Volunteering for international aid can be an incredibly rewarding and enriching experience, however it is important to recognise that international aid and development work is not without its risks. Workers and volunteers are often in vulnerable environments and landscapes where local health support and resources are limited. The temptation to put others first and work long hours (particularly during a disaster) is very easy to do, however it is crucial that you maintain good health and wellbeing including a good work life balance when working and volunteering abroad.

Staff and volunteers should also uphold good health and safety practices at all times to help avoid preventable problems should they occur. Good health and safety helps to minimise the impact to personal, relief and project efforts. The following are important health and safety checks to minimise risk associated with humanitarian aid work.

Pre-departure

  • Review the Health, safety and security indicators outlined in Principle Seven of the People in Aid Code of Good Practice, www.peopleinaid.org.
  • Research your destination prior to departure. For country specific health and safety advice and to register your overseas plans online visit www.smartraveller.gov.au.
  • Are you emotionally ready for your deployment? Learn a range of stress and trauma management strategies. For more information regarding psychological issues relating to humanitarian aid work visit www.antaresfoundation.org
  • Ensure you have complied with your employers travel policy and administrative requirements.
  • Make sure your travel plans & contact details are known to your organisation & next of kin prior to departure.
  • Seek a travel health consultation with Travel Doctor-TMVC prior to departure as per company procedures. Contact 1300 658 844 to book your appointment.
  • Ensure your vaccines are up to date prior to departure. Ideally commence vaccinations 4-6 weeks prior to departure. But remember it is never too late to vaccinate. You can visit www.traveldoctor.com.au to see what you may require.
  • Make sure you have adequate supplies of your regular prescription medication and always carry your Travel Doctor-TMVC Travel Medicine Kit.
  • Ensure you receive health, safety and security briefing before departure. Be familiar with contingency plans and evacuations procedures before arriving.
  • Ensure you have travel insurance and that you are familiar with the medical support and emergency contact details.
  • Check the local health care facilitates.
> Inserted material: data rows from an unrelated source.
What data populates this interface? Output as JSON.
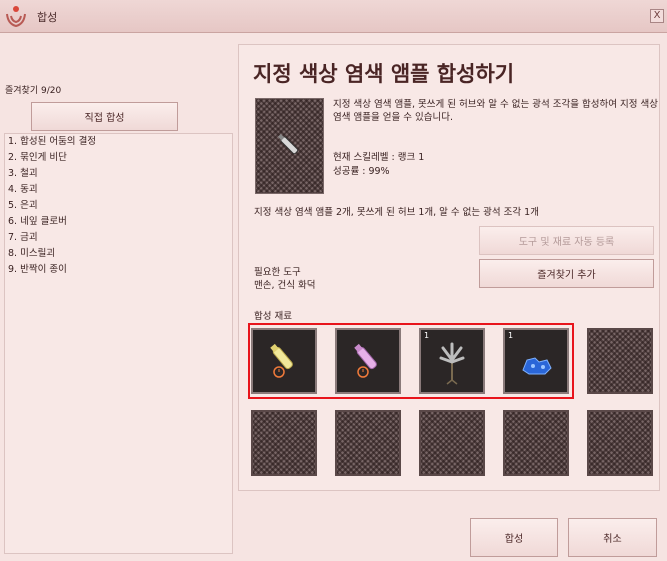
{
  "window": {
    "title": "합성",
    "close_label": "X"
  },
  "left": {
    "favorites_count": "즐겨찾기 9/20",
    "direct_synthesis_label": "직접 합성",
    "recipes": [
      "1. 합성된 어둠의 결정",
      "2. 묶인게 비단",
      "3. 철괴",
      "4. 동괴",
      "5. 은괴",
      "6. 네잎 클로버",
      "7. 금괴",
      "8. 미스릴괴",
      "9. 반짝이 종이"
    ]
  },
  "detail": {
    "title": "지정 색상 염색 앰플 합성하기",
    "description": "지정 색상 염색 앰플, 못쓰게 된 허브와 알 수 없는 광석 조각을 합성하여 지정 색상 염색 앰플을 얻을 수 있습니다.",
    "skill_level": "현재 스킬레벨 : 랭크 1",
    "success_rate": "성공률 : 99%",
    "requirements": "지정 색상 염색 앰플 2개, 못쓰게 된 허브 1개, 알 수 없는 광석 조각 1개",
    "auto_register_label": "도구 및 재료 자동 등록",
    "add_favorite_label": "즐겨찾기 추가",
    "tools_label": "필요한 도구",
    "tools_value": "맨손, 건식 화덕",
    "materials_label": "합성 재료",
    "materials": [
      {
        "icon": "yellow-ampoule-icon",
        "count": ""
      },
      {
        "icon": "pink-ampoule-icon",
        "count": ""
      },
      {
        "icon": "withered-herb-icon",
        "count": "1"
      },
      {
        "icon": "blue-ore-fragment-icon",
        "count": "1"
      }
    ]
  },
  "footer": {
    "synthesize_label": "합성",
    "cancel_label": "취소"
  },
  "colors": {
    "highlight": "#e8141c",
    "background": "#f6e4e2"
  }
}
Your destination will most likely have limited health care facilities, ensure you check where your closest medical facilities are prior to departure.
  • Make sure your passport is valid at least six month past your expected return date and ensure any relevant visas have been obtained. Carry additional copies of your passport photo page in case you need a replacement while overseas.

Post deployment

  • Ensure you receive a debriefing or exit interview with your employer at the end of your deployment. Health checks, personal counselling and careers advice should be made available to you.
  • International aid work is stressful. Request EAP support from HR or your manager should you experience any difficulties. The transition back home can be just as difficult as your time abroad. Allow time to adjust.
  • If you are sick or injured while overseas, you may need an appointment with Travel Doctor-TMVC upon return. Remember that some infections such as malaria can appear several months after exposure!